University Palliative Center, University Hospital Carl Gustav Carus, Technische Universität Dresden, Fetscherstraße 74, 01307 Dresden, Germany.
J Pers Med. 2022 Aug 4;12(8):1278. doi: 10.3390/jpm12081278.
AI model development for synthetic data generation to improve Machine Learning (ML) methodologies is an integral part of research in Computer Science and is currently being transferred to related medical fields, such as Systems Medicine and Medical Informatics. In general, the idea of personalized decision-making support based on patient data has driven the motivation of researchers in the medical domain for more than a decade, but the overall sparsity and scarcity of data are still major limitations. This is in contrast to currently applied technology that allows us to generate and analyze patient data in diverse forms, such as tabular data on health records, medical images, genomics data, or even audio and video. One solution arising to overcome these data limitations in relation to medical records is the synthetic generation of tabular data based on real world data. Consequently, ML-assisted decision-support can be interpreted more conveniently, using more relevant patient data at hand. At a methodological level, several state-of-the-art ML algorithms generate and derive decisions from such data. However, there remain key issues that hinder a broad practical implementation in real-life clinical settings. In this review, we will give for the first time insights towards current perspectives and potential impacts of using synthetic data generation in palliative care screening because it is a challenging prime example of highly individualized, sparsely available patient information. Taken together, the reader will obtain initial starting points and suitable solutions relevant for generating and using synthetic data for ML-based screenings in palliative care and beyond.
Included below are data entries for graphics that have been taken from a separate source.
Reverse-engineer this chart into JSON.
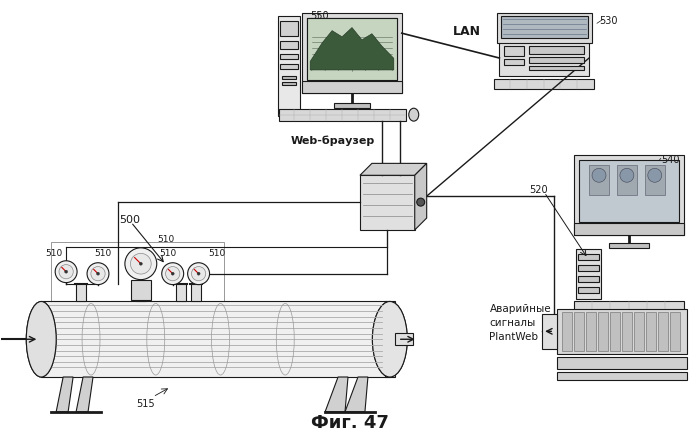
{
  "background_color": "#ffffff",
  "fig_label": "Фиг. 47",
  "web_label": "Web-браузер",
  "alarm_label": "Аварийные\nсигналы\nPlantWeb",
  "lan_label": "LAN",
  "label_500": "500",
  "label_510": "510",
  "label_515": "515",
  "label_520": "520",
  "label_530": "530",
  "label_540": "540",
  "label_550": "550"
}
用于生成合成数据以改进机器学习(ML)方法的人工智能模型开发是计算机科学研究的一个组成部分,目前正被应用于相关医学领域,如系统医学和医学信息学。总体而言,基于患者数据的个性化决策支持理念已经驱动医学领域的研究人员长达十多年,但数据的整体稀疏性和稀缺性仍然是主要限制因素。这与当前应用的技术形成对比,当前技术使我们能够生成和分析各种形式的患者数据,如健康记录中的表格数据、医学图像、基因组数据,甚至音频和视频。为克服与医疗记录相关的数据限制而出现的一种解决方案是基于真实世界数据合成生成表格数据。因此,利用手头更多相关的患者数据,可以更方便地解释ML辅助决策支持。在方法层面,几种先进的ML算法从这些数据中生成并得出决策。然而,仍然存在一些关键问题阻碍其在现实临床环境中的广泛实际应用。在本综述中,我们将首次深入探讨在姑息治疗筛查中使用合成数据生成的当前观点和潜在影响,因为这是一个极具挑战性的典型例子,涉及高度个性化、难以获取的患者信息。综上所述,读者将获得与在姑息治疗及其他领域基于ML的筛查中生成和使用合成数据相关的初步起点和合适解决方案。